Sie merkt zu ihrer Verwunderung und zu ihrem Ingrimm, daß ihre Stimme fast zu einem Kreischen angestiegen ist.

Björn lacht.

Der Ausgeflippte erlaubt sich, zu lachen.

»Ich muß ja aufpassen, was Sie machen«, sagt er. »Ich muß meine Geschäftsinteressen wahren.«

Mit nervöser, ungeduldiger Bewegung drückt sie die Zigarette aus. Auf den Tisch fällt Asche. Weshalb drücke ich sie aus? denkt sie. Weshalb um alles in der Welt drücke ich sie aus? Sie fühlt plötzlich Abscheu gegen Björn und hofft, daß es in ihren Augen zu sehen ist.

»Eines Tages werde ich dich dem Inspektor melden, Björn. So kann es nicht weitergehen. Du hinderst mich an meiner Arbeit. Ich habe dich auch im Verdacht, hier Kunden kapern zu wollen.«

Der ausgeflippte Björn steht auf. Sein Gesicht drückt immer noch Hohn aus.

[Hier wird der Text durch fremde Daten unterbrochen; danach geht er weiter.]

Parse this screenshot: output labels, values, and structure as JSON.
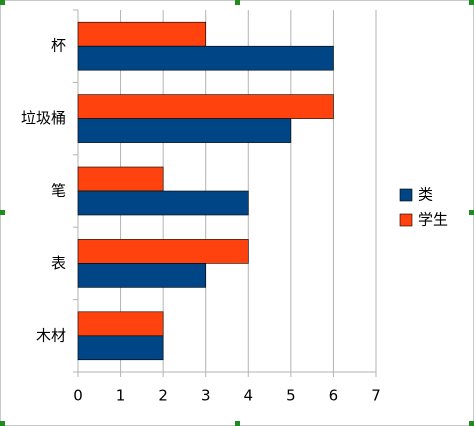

»So dumm bin ich nicht«, erwidert er. »Ich gebe mich nur mit guten, gediegenen Kunden ab, die keine aufreizenden Anfälle von schlechtem Gewissen haben.«

Sie sieht ihn zornig an.

Er hebt abwehrend die Hand. »Nur mit der Ruhe. Ich gehe ja schon, damit Sie weiterarbeiten können.«

Das bringt er so höhnisch vor, daß sie selbst sekundenlang in Zweifel gerät.

Arbeit!

War das Arbeit?

Sie redete, wartete, schrieb, gab ein Urteil ab.

Ja, sie gab Urteile ab.

Wie viele falsche Urteile waren es mittlerweile?

Allesamt? Die Hälfte?

Ich weiß es nicht, denkt sie niedergeschlagen. Ich weiß es wahrhaftig nicht. Wie viele kommen wieder? Etwas über die Hälfte. War das ein gutes Zeichen?

Ich weiß es nicht, denkt sie niedergeschlagen. Ich weiß es wirklich nicht.

Sie zündet sich eine neue Zigarette an, schafft einen freien Platz auf dem Schreibtisch, so daß sie die Ellenbogen aufstützen kann, und legt den Kopf in die Hände.

Ich sollte es wissen. An meiner Tür steht: Psychologin und Sozialberaterin. Ich spreche jeden Tag mit mindestens zehn jungen Häftlingen. Gleich wird wieder einer kommen. Ich sollte es wissen.

Nehmen wir zum Beispiel Björn. Den Ausgeflippten. Sie kennt seine Akte auswendig. Zwischenhändler. Das erste Mal war es Hasch. Sechs Monate. Jetzt, das zweite Mal, Morphium. Anderthalb Jahre. In ein paar Monaten soll er entlassen werden. Einziges Kind. Wohlhabende Eltern. Student. Immatrikuliert in der Universität und so heruntergekommen. Warum?

Ich weiß es wirklich nicht, denkt sie verzweifelt.

Seit langer Zeit haben wir fast täglich miteinander gesprochen.